It’s 2016, and now, you can earn some dollars by contributing into well-organized DDoS attack scheme.
Do you know while mining Bitcoins you are actually contributing a significant computational power to keep the Bitcoin network running?
In Bitcoins, the miners actually build and maintain massive public ledger containing a record of every Bitcoin transaction in history.
When one user tries to send Bitcoins to another user, the miners validate the transfer by checking the ledger to make sure the sender is not transferring money he/she does not have, adding the transaction to the ledger and then finally sealing it behind layers and layers of computational work to protect that ledger from getting compromised or hacked.
So for this, miners are rewarded with Bitcoins.
So, basically, you are contributing the massive amount of computing power that keeps the Bitcoin transactions running and makes you earn some cryptocurrency in return as an incentive.
However, Bitcoin has long been criticized for not utilizing that huge amount of computational power into something useful as well.
To utilize all those CPU cycles, a few years back researchers came forward with another cryptocurrency, called “PrimeCoin.”
In PrimeCoin, the miners’ computational power is not only used to keep the transaction running but also used to find the long chain of the prime number, which plays a great role in encryption and cryptography.
But, this time, a pair of curious researchers recently proposed the weirdest concept:
A malicious digital currency that can be mined only if the miners participate in Distributed Denial of Service (DDoS) attacks against preselected target websites make them temporarily unavailable by flooding them with Millions of simultaneous requests.

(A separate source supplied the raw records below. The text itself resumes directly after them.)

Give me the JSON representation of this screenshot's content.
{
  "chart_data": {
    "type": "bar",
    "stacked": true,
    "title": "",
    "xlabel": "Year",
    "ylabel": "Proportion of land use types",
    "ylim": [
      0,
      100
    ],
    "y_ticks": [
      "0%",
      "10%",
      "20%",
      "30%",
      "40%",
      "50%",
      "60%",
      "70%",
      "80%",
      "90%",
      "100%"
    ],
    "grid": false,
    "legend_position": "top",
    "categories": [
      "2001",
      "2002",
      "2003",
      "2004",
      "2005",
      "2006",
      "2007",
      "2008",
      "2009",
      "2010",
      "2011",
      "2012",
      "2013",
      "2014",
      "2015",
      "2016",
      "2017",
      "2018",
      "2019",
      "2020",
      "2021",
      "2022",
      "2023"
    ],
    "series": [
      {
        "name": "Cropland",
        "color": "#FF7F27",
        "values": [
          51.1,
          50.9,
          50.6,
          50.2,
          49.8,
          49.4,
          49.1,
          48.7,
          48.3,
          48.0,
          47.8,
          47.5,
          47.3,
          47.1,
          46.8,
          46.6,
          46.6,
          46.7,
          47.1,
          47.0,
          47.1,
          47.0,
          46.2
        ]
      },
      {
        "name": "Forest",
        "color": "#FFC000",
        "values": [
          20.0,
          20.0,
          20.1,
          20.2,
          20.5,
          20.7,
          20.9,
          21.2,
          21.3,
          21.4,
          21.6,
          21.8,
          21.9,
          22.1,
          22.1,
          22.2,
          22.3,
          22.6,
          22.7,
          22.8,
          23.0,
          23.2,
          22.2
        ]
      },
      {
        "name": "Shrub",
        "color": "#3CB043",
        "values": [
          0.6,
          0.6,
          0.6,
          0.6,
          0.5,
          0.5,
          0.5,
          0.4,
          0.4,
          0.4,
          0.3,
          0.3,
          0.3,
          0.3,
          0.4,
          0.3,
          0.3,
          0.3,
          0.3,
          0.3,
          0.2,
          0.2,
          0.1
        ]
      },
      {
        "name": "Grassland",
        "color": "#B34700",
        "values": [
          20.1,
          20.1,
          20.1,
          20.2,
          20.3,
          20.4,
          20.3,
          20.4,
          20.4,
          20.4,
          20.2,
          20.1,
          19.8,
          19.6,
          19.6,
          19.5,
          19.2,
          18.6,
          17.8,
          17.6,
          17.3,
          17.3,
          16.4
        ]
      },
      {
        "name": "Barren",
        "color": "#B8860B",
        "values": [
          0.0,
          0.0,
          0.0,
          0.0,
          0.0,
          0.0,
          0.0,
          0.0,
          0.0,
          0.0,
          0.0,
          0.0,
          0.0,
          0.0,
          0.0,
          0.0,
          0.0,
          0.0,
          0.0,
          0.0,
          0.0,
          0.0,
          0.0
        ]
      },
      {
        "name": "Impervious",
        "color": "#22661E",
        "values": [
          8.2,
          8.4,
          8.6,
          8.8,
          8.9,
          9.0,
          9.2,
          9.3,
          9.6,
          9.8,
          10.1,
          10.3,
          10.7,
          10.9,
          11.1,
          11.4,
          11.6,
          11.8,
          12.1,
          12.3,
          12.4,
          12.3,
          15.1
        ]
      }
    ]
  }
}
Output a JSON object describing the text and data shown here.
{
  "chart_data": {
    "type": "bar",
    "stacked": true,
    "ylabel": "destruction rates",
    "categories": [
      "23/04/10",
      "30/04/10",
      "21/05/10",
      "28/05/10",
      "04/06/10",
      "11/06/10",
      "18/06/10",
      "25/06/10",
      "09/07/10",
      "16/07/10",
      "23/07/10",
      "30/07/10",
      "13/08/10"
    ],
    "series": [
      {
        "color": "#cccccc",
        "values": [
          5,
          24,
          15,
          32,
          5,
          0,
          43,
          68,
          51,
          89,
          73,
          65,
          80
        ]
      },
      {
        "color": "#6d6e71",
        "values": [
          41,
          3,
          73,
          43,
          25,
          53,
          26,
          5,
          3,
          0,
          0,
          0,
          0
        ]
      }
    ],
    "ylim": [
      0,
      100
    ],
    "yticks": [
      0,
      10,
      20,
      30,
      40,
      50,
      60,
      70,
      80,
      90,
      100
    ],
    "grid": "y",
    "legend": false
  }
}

Proof-of-DDoS: Participate in DDoS Attack and Earn Reward
DDoSCoin, developed by Eric Wustrow and Benjamin VanderSloot from the University of Colorado Boulder and the University of Michigan, is a theoretical cryptocurrency that rewards a miner for opening a large number of TLS connections to target web servers.
The malicious proof-of-work (which the duo called “Proof-of-DDoS“) model used by DDoSCoin miners functions only with websites that support TLS 1.2, and since over half of the top million websites support TLS 1.2 version of the protocol, it will be easy for miners to earn the reward.
“In modern versions of TLS, the server signs a client-provided parameter during the handshake, along with server-provided values used in the key exchange of the connection,” the researchers wrote in the paper DDoSCoin: Cryptocurrency with a Malicious Proof-of-Work [PDF], allowing the client to prove that it has participated in the DDoS attack against the target server.
In this way, the new system will reward users who prove they have participated in a DDoS attack.
Miners with DDoSCoin blocks could then trade their cryptocurrencies for other, including Bitcoin and Ethereum, the researchers suggested.
The researchers presented their paper at the Usenix 2016 security conference, noting that Bitcoin’s computationally intensive proof-of-DDoS “does not contribute to any useful problems besides securing the currency from attack.”
How to Setup DDoS Targets in DDoSCoin?
If you want to set up a target for DDoS, you can use the PAY_TO_DDOS transaction that includes two arguments:
Domain of the victim website.The number of TLS connections that need to be established.
These transactions are recorded as DDoSCoin blocks inside a database (or blockchain). Now, miners only need to select one of the blocks, launch attacks, and thus receive DDoSCoin as a reward for fulfilling the transaction.
What If Everybody wants to DDoS Everybody?
Now, the question here is: How this cryptocurrency will decide, which target should get DDoSed on priority?
According to researchers, multiple miners must participate and decide together which domain to be attacked.
Future Schemas and DDoS Frameworks
Till now, we have seen multiple hire-for-DDoS services in the underground market, where anyone willing to take down a targeted website can just pay hackers and get their job done.
At the current, this paper is only a theoretical concept, and the DDoSCoin crypto-currency currently does not exist.
However, I can predict that soon we would see similar business models by blackhat hackers, where to earn money, people would themselves join botnet networks to contribute their bandwidth for DDoS attacks.